In the end, of course, their grand solution was to allocate federal power three ways, reserving all other powers and rights to the states and to the people themselves. The executive, legislative, and judicial branches are often wary of one another's excesses, seeking to keep each other within bounds. The framers knew exactly what they were doing, and the system of checks and balances rarely disappoints.
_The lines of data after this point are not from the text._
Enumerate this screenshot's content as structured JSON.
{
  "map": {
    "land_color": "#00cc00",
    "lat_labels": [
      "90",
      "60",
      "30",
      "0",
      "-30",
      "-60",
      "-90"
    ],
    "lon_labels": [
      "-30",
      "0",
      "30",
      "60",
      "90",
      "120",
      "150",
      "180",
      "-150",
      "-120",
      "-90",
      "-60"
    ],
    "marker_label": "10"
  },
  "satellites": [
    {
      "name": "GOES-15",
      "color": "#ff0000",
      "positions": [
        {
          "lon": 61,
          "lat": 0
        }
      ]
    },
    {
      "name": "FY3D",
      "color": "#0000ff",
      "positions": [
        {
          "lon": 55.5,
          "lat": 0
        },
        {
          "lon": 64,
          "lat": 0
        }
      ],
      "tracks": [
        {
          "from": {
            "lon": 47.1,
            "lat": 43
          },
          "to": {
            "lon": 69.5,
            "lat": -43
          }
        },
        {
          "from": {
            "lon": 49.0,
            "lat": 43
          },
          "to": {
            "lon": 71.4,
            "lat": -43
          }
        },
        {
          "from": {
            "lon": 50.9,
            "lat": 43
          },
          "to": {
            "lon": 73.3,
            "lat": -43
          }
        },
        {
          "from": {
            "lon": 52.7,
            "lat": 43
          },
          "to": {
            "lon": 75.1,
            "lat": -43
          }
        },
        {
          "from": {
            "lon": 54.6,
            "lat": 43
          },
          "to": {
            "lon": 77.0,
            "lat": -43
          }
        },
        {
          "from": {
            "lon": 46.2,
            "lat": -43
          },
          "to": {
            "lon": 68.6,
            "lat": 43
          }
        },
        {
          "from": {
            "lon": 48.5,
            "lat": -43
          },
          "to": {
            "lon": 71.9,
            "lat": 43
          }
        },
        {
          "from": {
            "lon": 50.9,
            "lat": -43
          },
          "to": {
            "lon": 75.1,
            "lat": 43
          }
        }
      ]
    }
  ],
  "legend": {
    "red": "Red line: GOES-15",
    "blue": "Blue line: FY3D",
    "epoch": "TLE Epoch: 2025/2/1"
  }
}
Quite rightly, the proper role of the judiciary has become one of the defining issues of this presidential election. It will fall to the next president to nominate qualified men and women to the federal courts, and the choices we make will reach far into the future. My two prospective opponents and I have very different ideas about the nature and proper exercise of judicial power. We would nominate judges of a different kind, a different caliber, a different understanding of judicial authority and its limits. And the people of America—voters in both parties whose wishes and convictions are so often disregarded by unelected judges—are entitled to know what those differences are.
Federal courts are charged with applying the Constitution and laws of our country to each case at hand. But a court is hardly competent to check the abuses of other branches of government if it cannot control its own judicial activism.
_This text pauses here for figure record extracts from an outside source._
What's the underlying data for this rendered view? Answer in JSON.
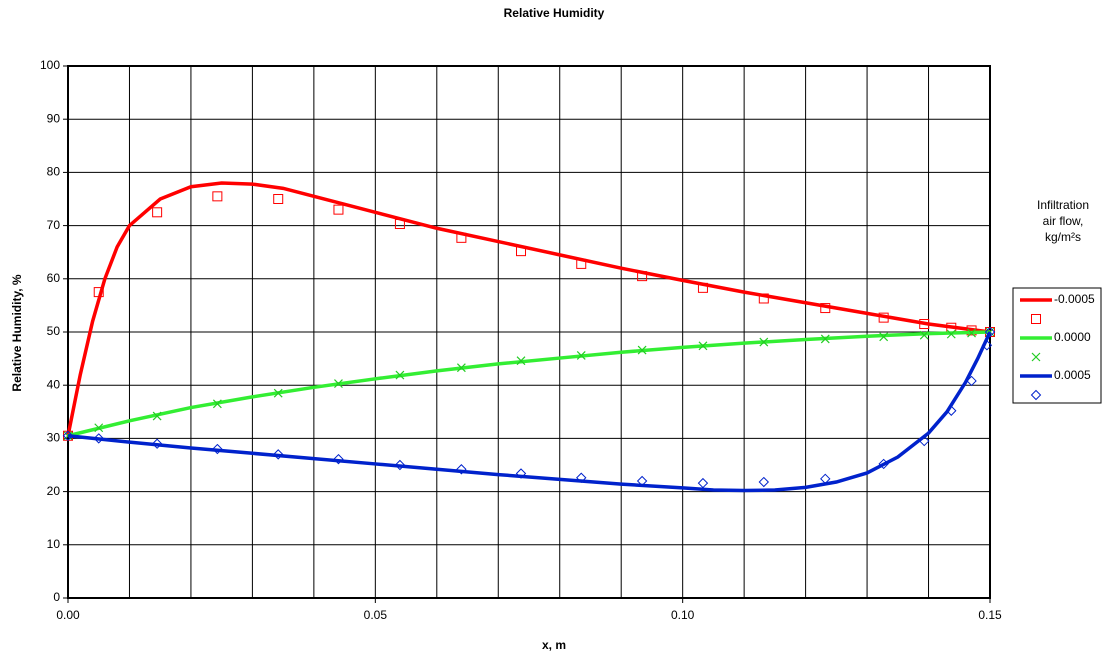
{
  "chart_data": {
    "type": "line",
    "title": "Relative Humidity",
    "x_label": "x, m",
    "y_label": "Relative Humidity, %",
    "xlim": [
      0,
      0.15
    ],
    "ylim": [
      0,
      100
    ],
    "xticks": [
      {
        "value": 0,
        "label": "0.00"
      },
      {
        "value": 0.05,
        "label": "0.05"
      },
      {
        "value": 0.1,
        "label": "0.10"
      },
      {
        "value": 0.15,
        "label": "0.15"
      }
    ],
    "xgrid": [
      0,
      0.01,
      0.02,
      0.03,
      0.04,
      0.05,
      0.06,
      0.07,
      0.08,
      0.09,
      0.1,
      0.11,
      0.12,
      0.13,
      0.14,
      0.15
    ],
    "yticks": [
      0,
      10,
      20,
      30,
      40,
      50,
      60,
      70,
      80,
      90,
      100
    ],
    "grid": true,
    "legend_position": "right",
    "legend_title": [
      "Infiltration",
      "air flow,",
      "kg/m²s"
    ],
    "series": [
      {
        "name": "-0.0005",
        "style": "line",
        "color": "#ff0000",
        "x": [
          0,
          0.002,
          0.004,
          0.006,
          0.008,
          0.01,
          0.015,
          0.02,
          0.025,
          0.03,
          0.035,
          0.04,
          0.05,
          0.06,
          0.07,
          0.08,
          0.09,
          0.1,
          0.11,
          0.12,
          0.13,
          0.14,
          0.15
        ],
        "values": [
          30.5,
          42,
          52,
          60,
          66,
          70,
          75,
          77.3,
          78,
          77.8,
          77,
          75.5,
          72.5,
          69.5,
          67,
          64.5,
          62,
          59.7,
          57.5,
          55.5,
          53.5,
          51.5,
          50
        ]
      },
      {
        "style": "marker",
        "marker": "square",
        "color": "#ff0000",
        "x": [
          0,
          0.005,
          0.0145,
          0.0243,
          0.0342,
          0.044,
          0.054,
          0.064,
          0.0737,
          0.0835,
          0.0934,
          0.1033,
          0.1132,
          0.1232,
          0.1327,
          0.1393,
          0.1437,
          0.147,
          0.15
        ],
        "values": [
          30.5,
          57.5,
          72.5,
          75.5,
          75,
          73,
          70.3,
          67.7,
          65.2,
          62.8,
          60.5,
          58.3,
          56.3,
          54.5,
          52.7,
          51.5,
          50.8,
          50.3,
          50
        ]
      },
      {
        "name": "0.0000",
        "style": "line",
        "color": "#33ee33",
        "x": [
          0,
          0.01,
          0.02,
          0.03,
          0.04,
          0.05,
          0.06,
          0.07,
          0.08,
          0.09,
          0.1,
          0.11,
          0.12,
          0.13,
          0.14,
          0.15
        ],
        "values": [
          30.5,
          33.3,
          35.8,
          37.8,
          39.6,
          41.2,
          42.7,
          44,
          45.1,
          46.2,
          47.1,
          47.9,
          48.6,
          49.2,
          49.7,
          50
        ]
      },
      {
        "style": "marker",
        "marker": "x",
        "color": "#22cc22",
        "x": [
          0,
          0.005,
          0.0145,
          0.0243,
          0.0342,
          0.044,
          0.054,
          0.064,
          0.0737,
          0.0835,
          0.0934,
          0.1033,
          0.1132,
          0.1232,
          0.1327,
          0.1393,
          0.1437,
          0.147,
          0.15
        ],
        "values": [
          30.5,
          32,
          34.2,
          36.5,
          38.5,
          40.3,
          41.9,
          43.3,
          44.6,
          45.6,
          46.6,
          47.4,
          48.1,
          48.7,
          49.1,
          49.4,
          49.6,
          49.8,
          50
        ]
      },
      {
        "name": "0.0005",
        "style": "line",
        "color": "#0022cc",
        "x": [
          0,
          0.01,
          0.02,
          0.03,
          0.04,
          0.05,
          0.06,
          0.07,
          0.08,
          0.09,
          0.1,
          0.105,
          0.11,
          0.115,
          0.12,
          0.125,
          0.13,
          0.135,
          0.14,
          0.143,
          0.146,
          0.148,
          0.15
        ],
        "values": [
          30.5,
          29.3,
          28.2,
          27.2,
          26.2,
          25.2,
          24.2,
          23.2,
          22.3,
          21.4,
          20.7,
          20.3,
          20.2,
          20.3,
          20.8,
          21.8,
          23.5,
          26.5,
          31,
          35,
          40.5,
          45,
          50
        ]
      },
      {
        "style": "marker",
        "marker": "diamond",
        "color": "#0022cc",
        "x": [
          0,
          0.005,
          0.0145,
          0.0243,
          0.0342,
          0.044,
          0.054,
          0.064,
          0.0737,
          0.0835,
          0.0934,
          0.1033,
          0.1132,
          0.1232,
          0.1327,
          0.1393,
          0.1437,
          0.147,
          0.1495,
          0.15
        ],
        "values": [
          30.5,
          30,
          29,
          28,
          27,
          26.1,
          25,
          24.2,
          23.4,
          22.6,
          22,
          21.6,
          21.8,
          22.4,
          25.2,
          29.5,
          35.2,
          40.8,
          47.5,
          50
        ]
      }
    ]
  }
}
Real activists seek to make their case democratically—to win hearts, minds, and majorities to their cause. Such people throughout our history have often shown great idealism and done great good. By contrast, activist lawyers and activist judges follow a different method. They want to be spared the inconvenience of campaigns, elections, legislative votes, and all of that. Some federal judges operate by fiat, shrugging off generations of legal wisdom and precedent while expecting their own opinions to go unquestioned.
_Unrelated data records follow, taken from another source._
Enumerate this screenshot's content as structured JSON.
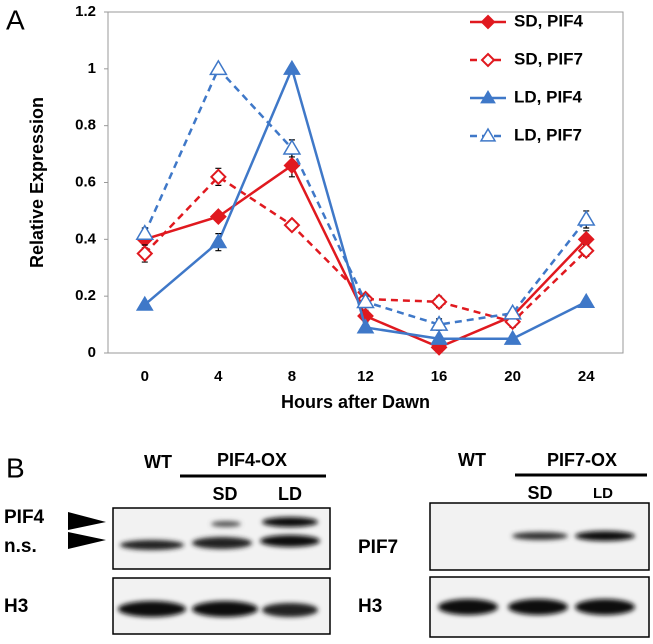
{
  "panel_labels": [
    "A",
    "B"
  ],
  "chart_data": {
    "type": "line",
    "x_label": "Hours after Dawn",
    "y_label": "Relative Expression",
    "categories": [
      "0",
      "4",
      "8",
      "12",
      "16",
      "20",
      "24"
    ],
    "ylim": [
      0,
      1.2
    ],
    "yticks": [
      0,
      0.2,
      0.4,
      0.6,
      0.8,
      1,
      1.2
    ],
    "legend": "upper right",
    "series": [
      {
        "name": "SD, PIF4",
        "color": "#e0191f",
        "marker": "diamond",
        "filled": true,
        "dashed": false,
        "values": [
          0.4,
          0.48,
          0.66,
          0.13,
          0.02,
          0.13,
          0.4
        ],
        "errors": [
          0.03,
          0.01,
          0.04,
          0.02,
          0.01,
          0.02,
          0.03
        ]
      },
      {
        "name": "SD, PIF7",
        "color": "#e0191f",
        "marker": "diamond",
        "filled": false,
        "dashed": true,
        "values": [
          0.35,
          0.62,
          0.45,
          0.19,
          0.18,
          0.11,
          0.36
        ],
        "errors": [
          0.03,
          0.03,
          0.01,
          0.01,
          0.02,
          0.02,
          0.02
        ]
      },
      {
        "name": "LD, PIF4",
        "color": "#3f78c8",
        "marker": "triangle",
        "filled": true,
        "dashed": false,
        "values": [
          0.17,
          0.39,
          1.0,
          0.09,
          0.05,
          0.05,
          0.18
        ],
        "errors": [
          0.01,
          0.03,
          0.01,
          0.01,
          0.01,
          0.01,
          0.01
        ]
      },
      {
        "name": "LD, PIF7",
        "color": "#3f78c8",
        "marker": "triangle",
        "filled": false,
        "dashed": true,
        "values": [
          0.42,
          1.0,
          0.72,
          0.18,
          0.1,
          0.14,
          0.47
        ],
        "errors": [
          0.02,
          0.01,
          0.03,
          0.02,
          0.02,
          0.01,
          0.03
        ]
      }
    ]
  },
  "blots": {
    "left": {
      "control": "WT",
      "line": "PIF4-OX",
      "conditions": [
        "SD",
        "LD"
      ],
      "rows": [
        "PIF4",
        "n.s.",
        "H3"
      ]
    },
    "right": {
      "control": "WT",
      "line": "PIF7-OX",
      "conditions": [
        "SD",
        "LD"
      ],
      "rows": [
        "PIF7",
        "H3"
      ]
    }
  }
}
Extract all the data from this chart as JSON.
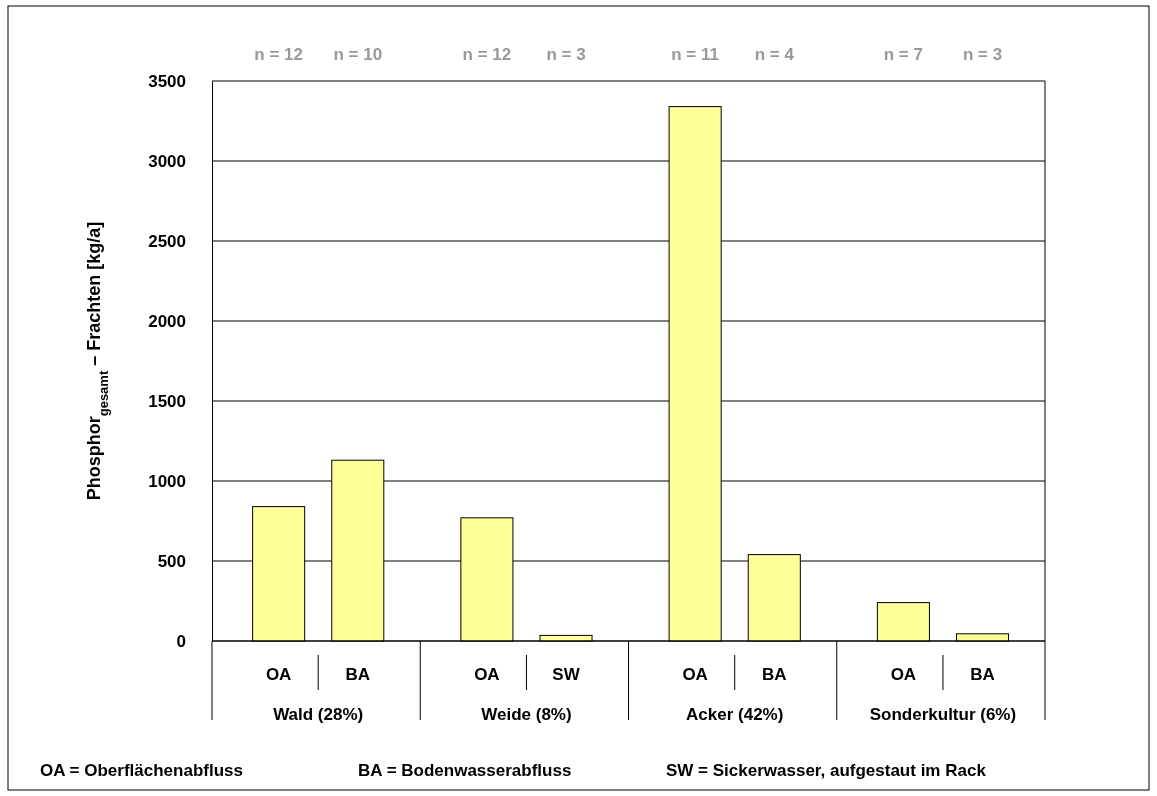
{
  "chart_data": {
    "type": "bar",
    "ylabel": "Phosphor$_{gesamt}$ – Frachten [kg/a]",
    "categories": [
      "OA",
      "BA",
      "OA",
      "SW",
      "OA",
      "BA",
      "OA",
      "BA"
    ],
    "values": [
      840,
      1130,
      770,
      35,
      3340,
      540,
      240,
      45
    ],
    "color": "#ffff99",
    "ylim": [
      0,
      3500
    ],
    "yticks": [
      0,
      500,
      1000,
      1500,
      2000,
      2500,
      3000,
      3500
    ],
    "grid": "y",
    "annotations": [
      "n = 12",
      "n = 10",
      "n = 12",
      "n = 3",
      "n = 11",
      "n = 4",
      "n = 7",
      "n = 3",
      "Wald (28%)",
      "Weide (8%)",
      "Acker (42%)",
      "Sonderkultur (6%)",
      "OA = Oberflächenabfluss",
      "BA = Bodenwasserabfluss",
      "SW = Sickerwasser, aufgestaut im Rack"
    ]
  }
}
McCain wants his audience to believe he will appoint judges who will strike down gun control laws that conflict with the Second Amendment. At the same time, he condemns "activist judges" who override the will of the people, as expressed by their legislative representatives, in the process "shrugging off generations of legal wisdom and precedent." But that is exactly what the Supreme Court will be doing if it declares the D.C. gun ban unconstitutional. Furthermore, that is what it ought to do, because the legal wisdom that long prevailed in this area—the idea that the Second Amendment protects no individual rights that a legislature need respect—was wrong. In this case, as in many others involving "constitutional restraint[s] on power," the Court can be true to its obligations only if it is "activist," rejecting the considered opinion of elected legislators and thereby checking "efforts to encroach on individual rights."
Jeff Jacoby made a similar point about the inadequacy of McCain's judicial philosophy in a recent Boston Globe column. A few years ago in reason, Damon Root made the libertarian case for judicial activism.